Mittlerweile gibt es weltweit rund 200 Stück mit insgesamt fast 500GB Speicherplatz und täglich kommen neue dazu, auch in Deutschland. Nachdem SpiegelOnline über das Projekt berichtet hatte, ist erstmal die Website zusammengebrochen. Jetzt kann man wieder über die eingebaute WorldMap Dead Drops auch in seiner Nähe suchen.

PirateBox

PirateBoxCafe1CC BY-NC-SA 3.0 by David Darts

PirateBox ist ein Projekt des Kunstprofessors David Darts, der ein portables Filesharing-Netzwerk (in eine Lunchbox) gebaut hat. Mithilfe eines Router mit DD-WRT-Firmware und einer Seagate Dockstar (ein kleines Ding, was einem Festplatten und USB-Geräte ans Netzwerk/Internet anschließt) auf die dann auch ne andere Firmware kommt, damit da dann n Linux drauf läuft, was man braucht um dann damit Dateien verteilen zu können.

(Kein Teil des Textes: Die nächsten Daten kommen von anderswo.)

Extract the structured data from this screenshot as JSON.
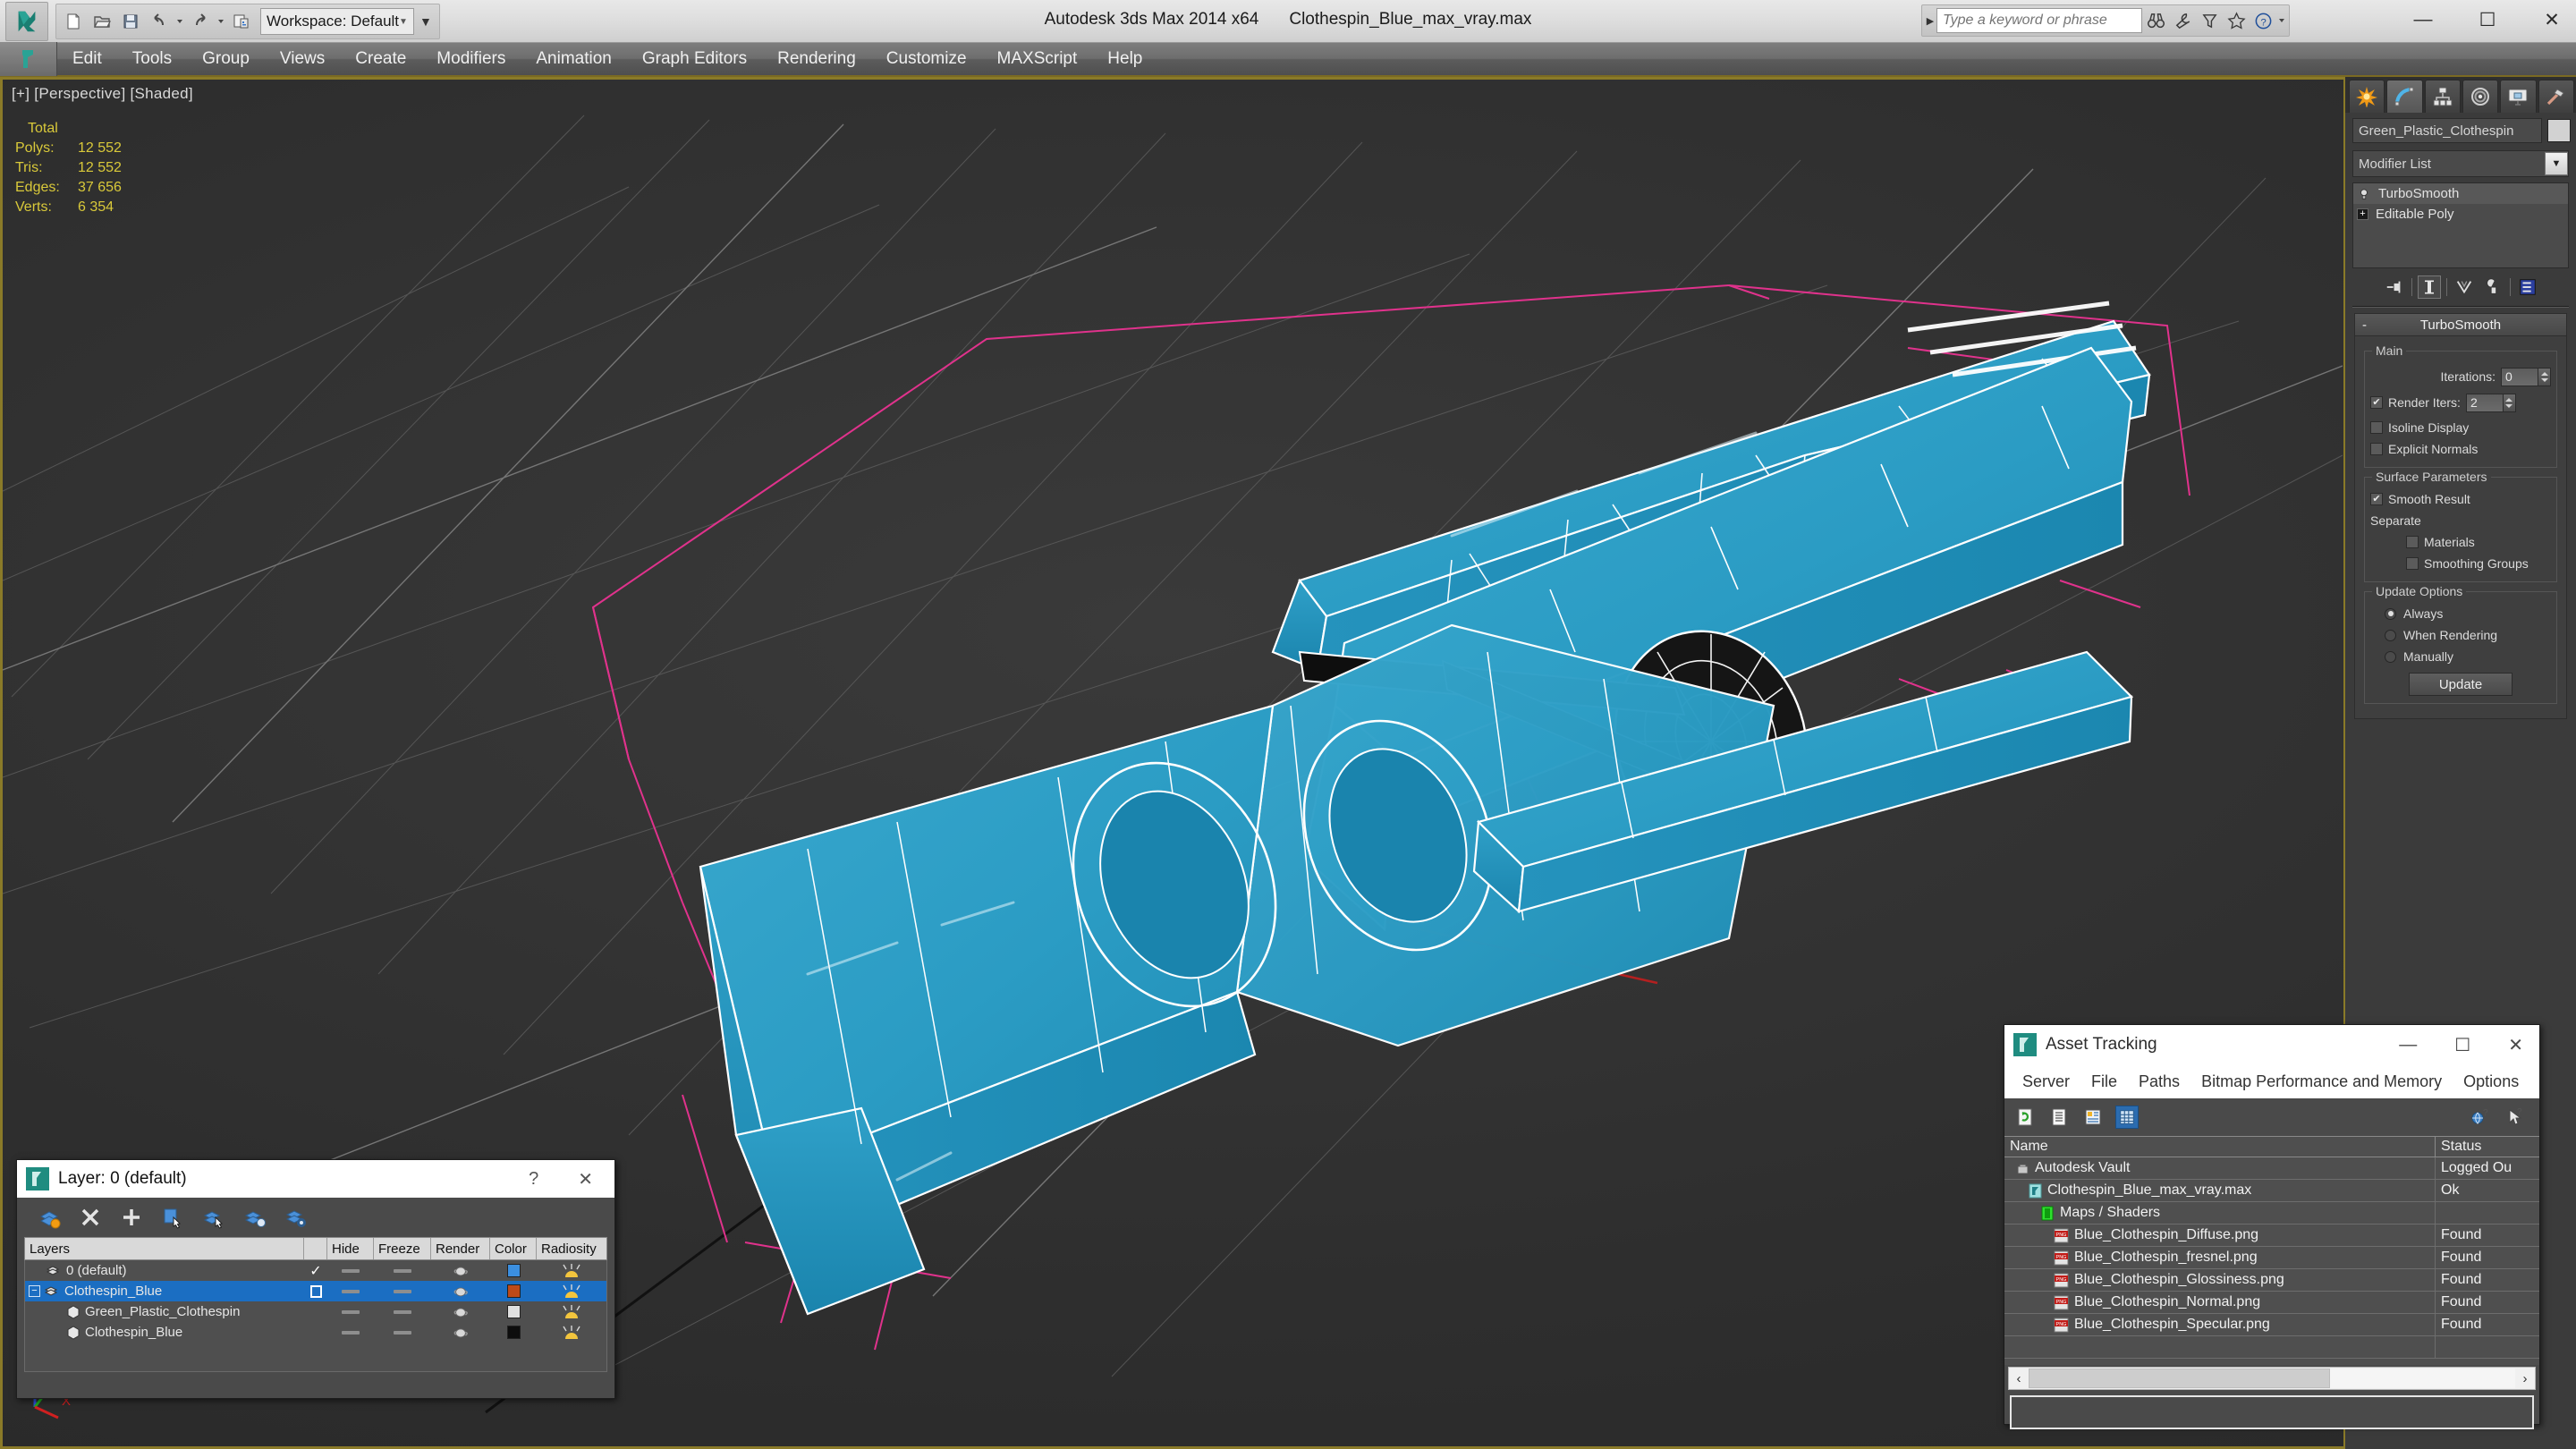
{
  "titlebar": {
    "app_title": "Autodesk 3ds Max  2014 x64",
    "file_title": "Clothespin_Blue_max_vray.max",
    "workspace": "Workspace: Default",
    "search_placeholder": "Type a keyword or phrase",
    "quick_access": [
      {
        "name": "new-file",
        "label": "New"
      },
      {
        "name": "open-file",
        "label": "Open"
      },
      {
        "name": "save-file",
        "label": "Save"
      },
      {
        "name": "undo",
        "label": "Undo"
      },
      {
        "name": "redo",
        "label": "Redo"
      },
      {
        "name": "set-project-folder",
        "label": "Set Project Folder"
      }
    ],
    "search_icons": [
      "binoculars-icon",
      "wrench-icon",
      "funnel-icon",
      "star-icon",
      "help-icon"
    ],
    "window_buttons": {
      "minimize": "—",
      "maximize": "☐",
      "close": "✕"
    }
  },
  "menubar": {
    "items": [
      "Edit",
      "Tools",
      "Group",
      "Views",
      "Create",
      "Modifiers",
      "Animation",
      "Graph Editors",
      "Rendering",
      "Customize",
      "MAXScript",
      "Help"
    ]
  },
  "viewport": {
    "label": "[+] [Perspective] [Shaded]",
    "stats": {
      "header": "Total",
      "rows": [
        {
          "label": "Polys:",
          "value": "12 552"
        },
        {
          "label": "Tris:",
          "value": "12 552"
        },
        {
          "label": "Edges:",
          "value": "37 656"
        },
        {
          "label": "Verts:",
          "value": "6 354"
        }
      ]
    },
    "axis": {
      "x": "X",
      "y": "Y",
      "z": "Z"
    },
    "model_color": "#2b9cc4",
    "wire_color": "#ffffff",
    "gizmo_color": "#e0328c",
    "background_color": "#2e2e2e"
  },
  "command_panel": {
    "tabs": [
      {
        "name": "create-tab",
        "icon": "star-burst-icon",
        "active": false
      },
      {
        "name": "modify-tab",
        "icon": "bent-arc-icon",
        "active": true
      },
      {
        "name": "hierarchy-tab",
        "icon": "hierarchy-icon",
        "active": false
      },
      {
        "name": "motion-tab",
        "icon": "motion-wheel-icon",
        "active": false
      },
      {
        "name": "display-tab",
        "icon": "monitor-icon",
        "active": false
      },
      {
        "name": "utilities-tab",
        "icon": "hammer-icon",
        "active": false
      }
    ],
    "object_name": "Green_Plastic_Clothespin",
    "modifier_list_label": "Modifier List",
    "stack": [
      {
        "label": "TurboSmooth",
        "selected": true,
        "icon": "lightbulb-icon"
      },
      {
        "label": "Editable Poly",
        "selected": false,
        "icon": "plus-box-icon"
      }
    ],
    "stack_buttons": [
      "pin-stack-icon",
      "show-end-result-icon",
      "make-unique-icon",
      "remove-modifier-icon",
      "configure-sets-icon"
    ],
    "rollout": {
      "title": "TurboSmooth",
      "collapse_sign": "-",
      "groups": [
        {
          "title": "Main",
          "fields": [
            {
              "type": "spinner",
              "label": "Iterations:",
              "value": "0"
            },
            {
              "type": "check-spinner",
              "label": "Render Iters:",
              "value": "2",
              "checked": true
            },
            {
              "type": "checkbox",
              "label": "Isoline Display",
              "checked": false
            },
            {
              "type": "checkbox",
              "label": "Explicit Normals",
              "checked": false
            }
          ]
        },
        {
          "title": "Surface Parameters",
          "fields": [
            {
              "type": "checkbox",
              "label": "Smooth Result",
              "checked": true
            },
            {
              "type": "text",
              "label": "Separate"
            },
            {
              "type": "checkbox-indent",
              "label": "Materials",
              "checked": false
            },
            {
              "type": "checkbox-indent",
              "label": "Smoothing Groups",
              "checked": false
            }
          ]
        },
        {
          "title": "Update Options",
          "fields": [
            {
              "type": "radio",
              "label": "Always",
              "checked": true
            },
            {
              "type": "radio",
              "label": "When Rendering",
              "checked": false
            },
            {
              "type": "radio",
              "label": "Manually",
              "checked": false
            }
          ],
          "button": "Update"
        }
      ]
    }
  },
  "layer_dialog": {
    "title": "Layer: 0 (default)",
    "help_label": "?",
    "close_label": "✕",
    "toolbar": [
      "new-layer-icon",
      "delete-layer-icon",
      "add-layer-icon",
      "select-objects-icon",
      "select-highlighted-icon",
      "highlight-selected-icon",
      "layer-properties-icon"
    ],
    "columns": [
      "Layers",
      "",
      "Hide",
      "Freeze",
      "Render",
      "Color",
      "Radiosity"
    ],
    "rows": [
      {
        "name": "0 (default)",
        "indent": 0,
        "icon": "layer-icon",
        "active_mark": "✓",
        "hide": "dash",
        "freeze": "dash",
        "render": "teapot",
        "color": "#3b8fe0",
        "radiosity": "radiosity-icon",
        "selected": false,
        "expander": ""
      },
      {
        "name": "Clothespin_Blue",
        "indent": 0,
        "icon": "layer-icon",
        "active_mark": "box",
        "hide": "dash",
        "freeze": "dash",
        "render": "teapot",
        "color": "#bd4a18",
        "radiosity": "radiosity-icon",
        "selected": true,
        "expander": "minus"
      },
      {
        "name": "Green_Plastic_Clothespin",
        "indent": 1,
        "icon": "object-icon",
        "active_mark": "",
        "hide": "dash",
        "freeze": "dash",
        "render": "teapot",
        "color": "#e0e0e0",
        "radiosity": "radiosity-icon",
        "selected": false,
        "expander": ""
      },
      {
        "name": "Clothespin_Blue",
        "indent": 1,
        "icon": "object-icon",
        "active_mark": "",
        "hide": "dash",
        "freeze": "dash",
        "render": "teapot",
        "color": "#0d0d0d",
        "radiosity": "radiosity-icon",
        "selected": false,
        "expander": ""
      }
    ]
  },
  "asset_tracking": {
    "title": "Asset Tracking",
    "window_buttons": {
      "minimize": "—",
      "maximize": "☐",
      "close": "✕"
    },
    "menu": [
      "Server",
      "File",
      "Paths",
      "Bitmap Performance and Memory",
      "Options"
    ],
    "toolbar_left": [
      "refresh-icon",
      "list-view-icon",
      "details-view-icon",
      "grid-view-icon"
    ],
    "toolbar_right": [
      "help-globe-icon",
      "help-pointer-icon"
    ],
    "columns": {
      "name": "Name",
      "status": "Status"
    },
    "rows": [
      {
        "name": "Autodesk Vault",
        "status": "Logged Ou",
        "indent": 0,
        "icon": "vault-icon"
      },
      {
        "name": "Clothespin_Blue_max_vray.max",
        "status": "Ok",
        "indent": 1,
        "icon": "max-file-icon"
      },
      {
        "name": "Maps / Shaders",
        "status": "",
        "indent": 2,
        "icon": "maps-icon"
      },
      {
        "name": "Blue_Clothespin_Diffuse.png",
        "status": "Found",
        "indent": 3,
        "icon": "png-icon"
      },
      {
        "name": "Blue_Clothespin_fresnel.png",
        "status": "Found",
        "indent": 3,
        "icon": "png-icon"
      },
      {
        "name": "Blue_Clothespin_Glossiness.png",
        "status": "Found",
        "indent": 3,
        "icon": "png-icon"
      },
      {
        "name": "Blue_Clothespin_Normal.png",
        "status": "Found",
        "indent": 3,
        "icon": "png-icon"
      },
      {
        "name": "Blue_Clothespin_Specular.png",
        "status": "Found",
        "indent": 3,
        "icon": "png-icon"
      },
      {
        "name": "",
        "status": "",
        "indent": 0,
        "icon": ""
      }
    ],
    "scroll_left": "‹",
    "scroll_right": "›"
  }
}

Kann man überall mit hinnehmen und dann können wildfremde Menschen Dateien tauschen. Komplett ausgereift scheint mir das Konzept noch nicht zu sein, da die Daten alle auf einem Speicherstick in der Box gespeichert werden, da ist man also evtl. auf einige wenige GB beschränkt. Oder man baut doch ne richtige Festplatte ein.

Schaut man in die Bauanleitung und klickt dann auf den Link zur Piraten-Brotbox, empfiehlt einem Amazon auch gleich noch den Router und die Dockstar. Die Dockstar kostet leider mittlerweile fast $80, als die 2009 rauskam, hat die 25€ gekostet.